Who introduced Tuition Fees for University Education?

In September of 1998, with a significant majority in the House of Commons the Labour Party Government broke its manifesto commitment to students and introduced tuition fees of £ 1,000 for the first time across the UK to help with the costs of funding University tuition. Following the establishment of the Scottish Parliament and the Welsh Assembly different arrangements now exist in each of the countries of the United Kingdom.

Who introduced Top Up Tuition Fees?

In January of 2004, in its second term of office, the Labour Party Government increased the level of tuition fees that Universities were allowed to charge to £ 3,000 a year, and by 2010/11 this maximum figure had increased to £ 3,290.

The Browne Report

In 2009, the Labour Party Government commissioned a report from the former Chairman of BP, John Browne, on the future viability of University Education. The Browne Review was not due until after the 2010 General Election and both the Labour and Conservative Parties agreed to abide by its decision. The Liberal Democrats stood on a manifesto platform of introducing a Graduate Tax.

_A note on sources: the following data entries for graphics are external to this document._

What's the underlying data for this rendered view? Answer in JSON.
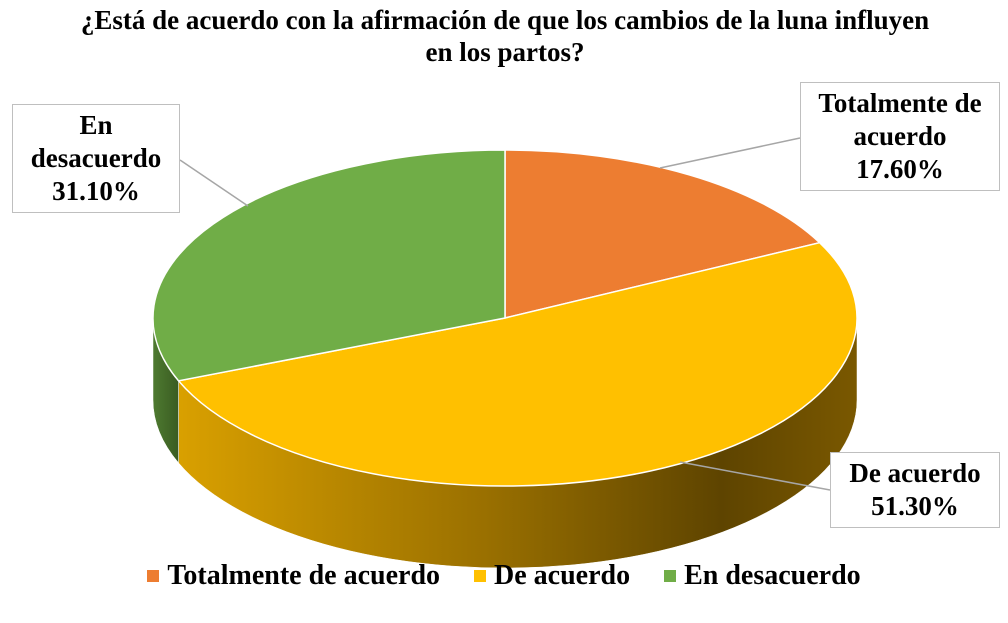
{
  "chart_data": {
    "type": "pie",
    "title": "¿Está de acuerdo con la afirmación de que los cambios de la luna influyen en los partos?",
    "categories": [
      "Totalmente de acuerdo",
      "De acuerdo",
      "En desacuerdo"
    ],
    "values": [
      17.6,
      51.3,
      31.1
    ],
    "value_labels": [
      "17.60%",
      "51.30%",
      "31.10%"
    ],
    "colors": [
      "#ed7d31",
      "#ffc000",
      "#70ad47"
    ],
    "legend": "bottom"
  }
}
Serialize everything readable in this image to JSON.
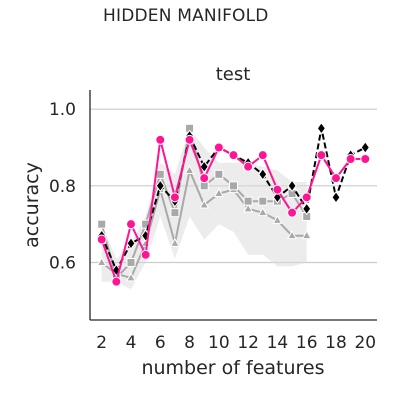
{
  "figure_title": "HIDDEN MANIFOLD",
  "chart_data": {
    "type": "line",
    "title": "test",
    "xlabel": "number of features",
    "ylabel": "accuracy",
    "xlim": [
      1.2,
      20.8
    ],
    "ylim": [
      0.45,
      1.05
    ],
    "xticks": [
      2,
      4,
      6,
      8,
      10,
      12,
      14,
      16,
      18,
      20
    ],
    "yticks": [
      0.6,
      0.8,
      1.0
    ],
    "ytick_labels": [
      "0.6",
      "0.8",
      "1.0"
    ],
    "grid": "horizontal",
    "band": {
      "x": [
        2,
        3,
        4,
        5,
        6,
        7,
        8,
        9,
        10,
        11,
        12,
        13,
        14,
        15,
        16
      ],
      "lower": [
        0.55,
        0.55,
        0.53,
        0.6,
        0.72,
        0.61,
        0.72,
        0.66,
        0.7,
        0.68,
        0.62,
        0.62,
        0.59,
        0.59,
        0.6
      ],
      "upper": [
        0.7,
        0.61,
        0.65,
        0.72,
        0.86,
        0.83,
        0.95,
        0.9,
        0.86,
        0.86,
        0.86,
        0.85,
        0.84,
        0.81,
        0.81
      ]
    },
    "series": [
      {
        "color": "#a9a9a9",
        "marker": "triangle",
        "dash": "solid",
        "x": [
          2,
          3,
          4,
          5,
          6,
          7,
          8,
          9,
          10,
          11,
          12,
          13,
          14,
          15,
          16
        ],
        "values": [
          0.6,
          0.57,
          0.56,
          0.65,
          0.79,
          0.65,
          0.84,
          0.75,
          0.78,
          0.79,
          0.74,
          0.73,
          0.71,
          0.67,
          0.67
        ]
      },
      {
        "color": "#a9a9a9",
        "marker": "square",
        "dash": "solid",
        "x": [
          2,
          3,
          4,
          5,
          6,
          7,
          8,
          9,
          10,
          11,
          12,
          13,
          14,
          15,
          16
        ],
        "values": [
          0.7,
          0.56,
          0.6,
          0.7,
          0.83,
          0.73,
          0.95,
          0.8,
          0.83,
          0.8,
          0.76,
          0.76,
          0.76,
          0.78,
          0.72
        ]
      },
      {
        "color": "#000000",
        "marker": "diamond",
        "dash": "dashed",
        "x": [
          2,
          3,
          4,
          5,
          6,
          7,
          8,
          9,
          10,
          11,
          12,
          13,
          14,
          15,
          16,
          17,
          18,
          19,
          20
        ],
        "values": [
          0.67,
          0.58,
          0.65,
          0.67,
          0.8,
          0.76,
          0.93,
          0.85,
          0.9,
          0.88,
          0.86,
          0.83,
          0.77,
          0.8,
          0.74,
          0.95,
          0.77,
          0.88,
          0.9
        ]
      },
      {
        "color": "#ff1493",
        "marker": "circle",
        "dash": "solid",
        "x": [
          2,
          3,
          4,
          5,
          6,
          7,
          8,
          9,
          10,
          11,
          12,
          13,
          14,
          15,
          16,
          17,
          18,
          19,
          20
        ],
        "values": [
          0.66,
          0.55,
          0.7,
          0.62,
          0.92,
          0.77,
          0.92,
          0.82,
          0.9,
          0.88,
          0.85,
          0.88,
          0.79,
          0.73,
          0.77,
          0.88,
          0.82,
          0.87,
          0.87
        ]
      }
    ]
  }
}
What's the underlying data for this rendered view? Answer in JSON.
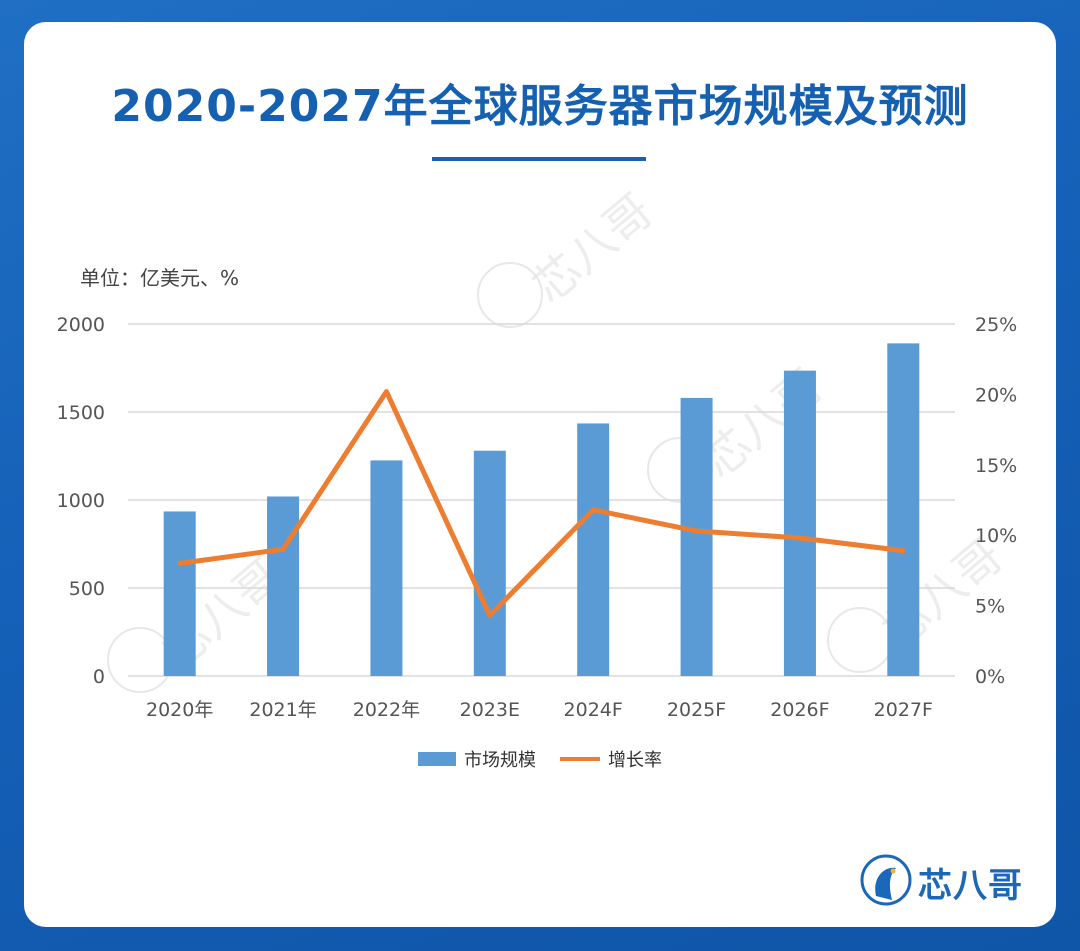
{
  "header": {
    "title": "2020-2027年全球服务器市场规模及预测",
    "unit_label": "单位：亿美元、%"
  },
  "brand": {
    "logo_text": "芯八哥",
    "watermark_text": "芯八哥"
  },
  "colors": {
    "bar": "#5b9bd5",
    "line": "#ed7d31",
    "title": "#1560b0",
    "background": "#1560b8"
  },
  "chart_data": {
    "type": "bar",
    "categories": [
      "2020年",
      "2021年",
      "2022年",
      "2023E",
      "2024F",
      "2025F",
      "2026F",
      "2027F"
    ],
    "series": [
      {
        "name": "市场规模",
        "type": "bar",
        "axis": "left",
        "values": [
          935,
          1020,
          1225,
          1280,
          1435,
          1580,
          1735,
          1890
        ]
      },
      {
        "name": "增长率",
        "type": "line",
        "axis": "right",
        "values": [
          8.0,
          9.0,
          20.2,
          4.3,
          11.8,
          10.3,
          9.8,
          8.9
        ]
      }
    ],
    "y_left": {
      "min": 0,
      "max": 2000,
      "ticks": [
        0,
        500,
        1000,
        1500,
        2000
      ]
    },
    "y_right": {
      "min": 0,
      "max": 25,
      "ticks": [
        "0%",
        "5%",
        "10%",
        "15%",
        "20%",
        "25%"
      ]
    },
    "grid": "horizontal",
    "legend": "bottom"
  }
}
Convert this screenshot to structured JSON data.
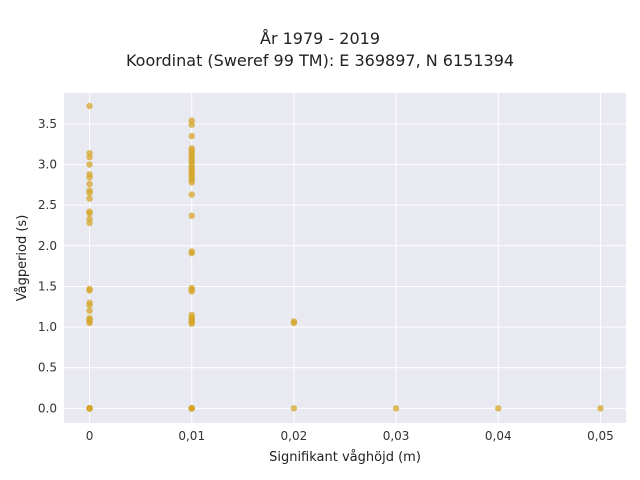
{
  "chart_data": {
    "type": "scatter",
    "title": "År 1979 - 2019",
    "subtitle": "Koordinat (Sweref 99 TM): E 369897, N 6151394",
    "xlabel": "Signifikant våghöjd (m)",
    "ylabel": "Vågperiod (s)",
    "xlim": [
      -0.0025,
      0.0525
    ],
    "ylim": [
      -0.18,
      3.88
    ],
    "xticks": [
      0,
      0.01,
      0.02,
      0.03,
      0.04,
      0.05
    ],
    "xtick_labels": [
      "0",
      "0,01",
      "0,02",
      "0,03",
      "0,04",
      "0,05"
    ],
    "yticks": [
      0,
      0.5,
      1,
      1.5,
      2,
      2.5,
      3,
      3.5
    ],
    "ytick_labels": [
      "0.0",
      "0.5",
      "1.0",
      "1.5",
      "2.0",
      "2.5",
      "3.0",
      "3.5"
    ],
    "grid": true,
    "legend": "none",
    "marker_color": "#d4a52a",
    "background_color": "#e9e9f1",
    "series": [
      {
        "x": [
          0,
          0,
          0,
          0,
          0,
          0,
          0,
          0,
          0,
          0,
          0,
          0,
          0,
          0,
          0,
          0,
          0,
          0,
          0,
          0,
          0,
          0,
          0,
          0,
          0,
          0,
          0,
          0,
          0,
          0,
          0.01,
          0.01,
          0.01,
          0.01,
          0.01,
          0.01,
          0.01,
          0.01,
          0.01,
          0.01,
          0.01,
          0.01,
          0.01,
          0.01,
          0.01,
          0.01,
          0.01,
          0.01,
          0.01,
          0.01,
          0.01,
          0.01,
          0.01,
          0.01,
          0.01,
          0.01,
          0.01,
          0.01,
          0.01,
          0.01,
          0.01,
          0.01,
          0.01,
          0.01,
          0.01,
          0.01,
          0.02,
          0.02,
          0.02,
          0.03,
          0.04,
          0.05
        ],
        "y": [
          3.72,
          3.14,
          3.09,
          3.0,
          2.88,
          2.84,
          2.76,
          2.68,
          2.65,
          2.58,
          2.42,
          2.4,
          2.33,
          2.28,
          1.47,
          1.45,
          1.3,
          1.27,
          1.2,
          1.11,
          1.09,
          1.07,
          1.05,
          0.0,
          0.0,
          0.0,
          0.0,
          0.0,
          0.0,
          0.0,
          3.54,
          3.49,
          3.35,
          3.2,
          3.17,
          3.14,
          3.11,
          3.08,
          3.05,
          3.02,
          2.98,
          2.95,
          2.92,
          2.9,
          2.87,
          2.84,
          2.81,
          2.78,
          2.63,
          2.37,
          1.93,
          1.91,
          1.48,
          1.46,
          1.44,
          1.15,
          1.12,
          1.1,
          1.08,
          1.06,
          1.04,
          0.0,
          0.0,
          0.0,
          0.0,
          0.0,
          1.07,
          1.05,
          0.0,
          0.0,
          0.0,
          0.0
        ]
      }
    ]
  }
}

What did the Browne Report say on Tuition Fees?

Published on 12th October 2010, the Browne report contained proposals for unlimited rises in tuition fees, and no bursaries for students from the poorest families. With both the Labour Party and the Conservative Party committed to these increases the Liberal Democrats were left to find an alternative that would not result in students from thousands of working class and lower middle class families being unable to afford University Tuition.

The Lib Dem alternative to Browne

With just 8% of the members of parliament, against a combined Labour Party and Conservative Party of over 70% of the Parliament the Liberal Democrats held out for a Graduation Tax, a cap on the level of fees that could be charged and bursaries for students from the poorest backgrounds.

Looking back, the Lib Dem mistake

This deal was achieved, but rather than put it to both the Liberal Democrat Party and the National Union of Students for debate and resolution, Dr Cable took the proposal direct to legislation. This was seen as being a betrayal of a pledge written by Labour Activist Aaron Porter and signed by many Lib Dem Candidates, including their MP’s, at the General Election.

How the prospective Lib Dem Leaders voted (added 21st June 2015)

Of the 2015 contenders for the Lib Dem Leadership, Tim Farron voted against the increase and Norman Lamb voted for (Lamb was a Minister and therefore bound by collective responsibility).